Tricky question. From what I read so far, I am not sure actually. I guess the answer is both yes and no. The second binary operation on the vector space is scalar multiplication, so the field F needs to be a scalar field – not a vector field. Indeed, the formal definition of a vector field is quite formal: F has to be a scalar field. But then complex numbers z can be looked at not only as scalars in their own right (that’s the focus of the complex analysis course that I am currently reading) but also as vectors in their own right. OK, we’re talking a special kind of vectors here (vectors from the origin to the point z) but so what? And then we already noted that C is a vector field over itself, didn’t we?
So how do we define scalar multiplication in this case? Can we use the ‘scalar’ product (aka as the dot product, or the inner product) between two vectors here (as opposed to the cross-product, aka as the vector product tout court)? I am not sure. Not at all actually. Perhaps it is the usual product between two complex numbers – (x+iy)(u+iv) = (xu-yv) + i(xv+yu) – which, unlike the standard ‘scalar’ product between two vectors, returns another complex number as a result (as opposed to the dot product (x,y)·(u,v), which is equal to the real number xu + yv). The Brown & Churchill course on complex analysis which I am reading just notes that “this product [of two complex numbers] is, evidently, neither the scalar nor the vector product used in ordinary vector analysis”. However, because the ‘scalar’ product returns a single (real) number as a result, while the product of two complex numbers is – quite obviously – a complex number in itself, I must assume it’s the above-mentioned ‘usual product between two complex numbers’ that is to be used for ‘scalar’ multiplication in this case (i.e. the case of defining C as a vector field over itself). In addition, the geometric interpretation of multiplying two complex numbers show that it actually is a matter of scaling: the ‘length’ of the complex number zw (i.e. its absolute value) is equal to the product of the absolute value of z and w respectively and, as for its argument (i.e. the angle from the real line), the argument of zw is equal to the sum of the arguments of z and w respectively. In short, this looks very much like what scalar multiplication is supposed to do.

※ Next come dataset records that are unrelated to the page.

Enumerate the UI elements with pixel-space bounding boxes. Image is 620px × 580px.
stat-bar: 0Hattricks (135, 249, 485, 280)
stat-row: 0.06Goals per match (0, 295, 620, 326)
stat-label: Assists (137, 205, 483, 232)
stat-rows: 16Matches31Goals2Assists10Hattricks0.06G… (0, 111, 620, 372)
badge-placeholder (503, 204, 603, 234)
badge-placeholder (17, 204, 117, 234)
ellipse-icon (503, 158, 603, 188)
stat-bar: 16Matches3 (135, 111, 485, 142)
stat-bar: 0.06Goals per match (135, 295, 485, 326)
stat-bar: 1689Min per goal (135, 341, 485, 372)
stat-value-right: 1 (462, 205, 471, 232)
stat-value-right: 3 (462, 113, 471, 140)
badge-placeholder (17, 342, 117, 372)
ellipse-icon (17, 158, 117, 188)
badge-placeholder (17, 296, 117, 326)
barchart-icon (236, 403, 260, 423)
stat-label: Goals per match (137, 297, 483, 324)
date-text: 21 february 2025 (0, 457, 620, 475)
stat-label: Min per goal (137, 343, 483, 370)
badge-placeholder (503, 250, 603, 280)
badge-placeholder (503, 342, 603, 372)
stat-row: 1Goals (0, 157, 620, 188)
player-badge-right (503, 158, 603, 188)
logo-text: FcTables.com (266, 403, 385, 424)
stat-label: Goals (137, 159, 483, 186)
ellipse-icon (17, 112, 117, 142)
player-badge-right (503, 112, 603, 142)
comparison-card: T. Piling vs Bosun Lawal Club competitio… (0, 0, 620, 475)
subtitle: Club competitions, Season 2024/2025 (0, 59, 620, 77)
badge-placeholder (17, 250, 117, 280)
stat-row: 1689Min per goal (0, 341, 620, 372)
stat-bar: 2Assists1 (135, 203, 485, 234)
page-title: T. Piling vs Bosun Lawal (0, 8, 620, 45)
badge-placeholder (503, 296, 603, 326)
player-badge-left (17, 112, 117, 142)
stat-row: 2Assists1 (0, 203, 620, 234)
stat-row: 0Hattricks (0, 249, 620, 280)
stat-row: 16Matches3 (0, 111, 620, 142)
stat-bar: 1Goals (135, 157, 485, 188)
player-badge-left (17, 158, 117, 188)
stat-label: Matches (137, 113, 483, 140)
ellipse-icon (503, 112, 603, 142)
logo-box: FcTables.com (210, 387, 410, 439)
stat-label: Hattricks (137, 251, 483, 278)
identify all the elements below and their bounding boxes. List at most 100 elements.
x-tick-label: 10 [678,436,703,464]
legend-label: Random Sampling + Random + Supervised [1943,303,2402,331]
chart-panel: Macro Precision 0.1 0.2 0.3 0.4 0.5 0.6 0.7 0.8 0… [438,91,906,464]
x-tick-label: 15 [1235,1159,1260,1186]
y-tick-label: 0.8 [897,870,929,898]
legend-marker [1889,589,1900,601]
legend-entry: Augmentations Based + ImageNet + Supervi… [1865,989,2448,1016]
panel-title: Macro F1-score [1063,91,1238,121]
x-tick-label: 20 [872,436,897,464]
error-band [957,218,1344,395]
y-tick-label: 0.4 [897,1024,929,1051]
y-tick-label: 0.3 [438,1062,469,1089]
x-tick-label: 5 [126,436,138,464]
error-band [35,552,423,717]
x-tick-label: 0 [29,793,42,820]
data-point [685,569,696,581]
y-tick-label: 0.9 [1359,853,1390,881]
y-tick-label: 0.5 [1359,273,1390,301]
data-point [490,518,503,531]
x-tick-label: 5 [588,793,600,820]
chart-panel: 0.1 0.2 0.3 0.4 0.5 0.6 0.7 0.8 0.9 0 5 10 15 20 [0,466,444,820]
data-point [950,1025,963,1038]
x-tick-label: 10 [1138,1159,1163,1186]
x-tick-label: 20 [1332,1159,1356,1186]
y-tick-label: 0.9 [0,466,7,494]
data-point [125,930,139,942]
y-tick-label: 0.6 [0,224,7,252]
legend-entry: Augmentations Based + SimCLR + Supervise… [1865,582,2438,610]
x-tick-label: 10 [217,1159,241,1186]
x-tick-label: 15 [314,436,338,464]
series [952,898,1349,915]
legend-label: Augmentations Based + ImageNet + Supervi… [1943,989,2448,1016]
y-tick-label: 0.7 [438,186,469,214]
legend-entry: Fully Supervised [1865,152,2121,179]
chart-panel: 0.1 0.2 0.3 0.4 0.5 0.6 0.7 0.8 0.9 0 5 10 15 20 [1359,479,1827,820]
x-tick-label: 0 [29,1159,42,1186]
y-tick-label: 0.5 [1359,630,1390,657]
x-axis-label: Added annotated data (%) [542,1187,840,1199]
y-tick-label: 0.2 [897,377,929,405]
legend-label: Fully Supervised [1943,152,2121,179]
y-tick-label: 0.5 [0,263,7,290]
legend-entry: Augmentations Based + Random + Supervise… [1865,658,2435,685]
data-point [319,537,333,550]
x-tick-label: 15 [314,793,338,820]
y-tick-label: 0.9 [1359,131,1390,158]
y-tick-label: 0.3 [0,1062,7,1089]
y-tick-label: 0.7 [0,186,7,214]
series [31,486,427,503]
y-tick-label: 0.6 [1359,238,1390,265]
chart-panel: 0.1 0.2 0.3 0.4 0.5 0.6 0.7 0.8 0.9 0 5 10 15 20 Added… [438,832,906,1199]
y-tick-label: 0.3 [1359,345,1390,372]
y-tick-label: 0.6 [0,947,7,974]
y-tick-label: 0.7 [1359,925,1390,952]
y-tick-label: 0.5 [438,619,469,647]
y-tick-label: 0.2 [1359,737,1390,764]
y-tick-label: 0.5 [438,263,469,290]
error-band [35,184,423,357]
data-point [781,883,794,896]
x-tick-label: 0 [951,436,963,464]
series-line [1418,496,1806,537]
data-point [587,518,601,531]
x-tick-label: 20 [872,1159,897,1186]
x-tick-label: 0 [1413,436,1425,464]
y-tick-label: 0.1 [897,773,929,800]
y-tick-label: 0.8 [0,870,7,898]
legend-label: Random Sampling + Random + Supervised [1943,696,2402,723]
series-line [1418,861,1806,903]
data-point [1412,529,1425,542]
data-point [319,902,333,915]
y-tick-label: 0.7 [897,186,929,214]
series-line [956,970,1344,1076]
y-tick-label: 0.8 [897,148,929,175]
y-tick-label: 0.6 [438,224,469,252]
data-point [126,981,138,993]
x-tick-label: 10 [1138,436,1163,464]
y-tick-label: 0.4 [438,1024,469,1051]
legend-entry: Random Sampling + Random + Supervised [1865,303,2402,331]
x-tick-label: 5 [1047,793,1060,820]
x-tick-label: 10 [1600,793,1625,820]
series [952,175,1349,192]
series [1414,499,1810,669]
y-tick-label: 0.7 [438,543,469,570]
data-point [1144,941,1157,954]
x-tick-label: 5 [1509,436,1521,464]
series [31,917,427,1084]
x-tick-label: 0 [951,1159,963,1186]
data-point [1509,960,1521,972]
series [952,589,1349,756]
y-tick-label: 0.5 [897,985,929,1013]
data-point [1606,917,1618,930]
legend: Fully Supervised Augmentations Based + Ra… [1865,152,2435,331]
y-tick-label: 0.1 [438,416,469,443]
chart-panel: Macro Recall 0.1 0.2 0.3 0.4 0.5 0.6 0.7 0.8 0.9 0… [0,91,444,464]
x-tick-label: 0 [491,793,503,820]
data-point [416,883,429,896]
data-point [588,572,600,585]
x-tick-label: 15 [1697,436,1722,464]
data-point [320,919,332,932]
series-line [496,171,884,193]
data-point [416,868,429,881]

Let’s see if we can confirm the above (i.e. C being a vector field over itself, with scalar multiplication being defined as the product between two complex numbers) at some later point in time. For the moment, I think I’ve had quite enough on – for the moment at least. Indeed, while I note there are many other unexplored spaces, I will not attempt to penetrate these as for now. For example, I note the frequent reference to Hilbert spaces but, from what I understand, this is also some kind of vector space, but then with even more additional structure and/or a more general definition of the ‘objects’ which make up its elements. Its definition involves Cauchy sequences of vectors – and that’s a concept I haven’t studied as yet. To make things even more complicated, there are also Banach spaces – and lots of other things really. So I will need to look at that but, again, for the moment I’ll just leave the matter alone and get back into the nitty-gritty of complex analysis. Doing so will probably clarify all of the more subtle points mentioned above.
[…] Wow! It’s been quite a journey so far, and I am still in the first chapters of the course only!
PS: I did look it up just now (i.e. a few days later than when I wrote the text above) and my inference is correct: C is a complex vector space over itself, and the formula to be used for scalar multiplication is the standard formula for multiplying complex numbers: (x+iy)(u+iv) = (xu-yv) + i(xv+yu). C2, or Cn in general, are other examples of complex vector spaces (i.e. a vector space over C).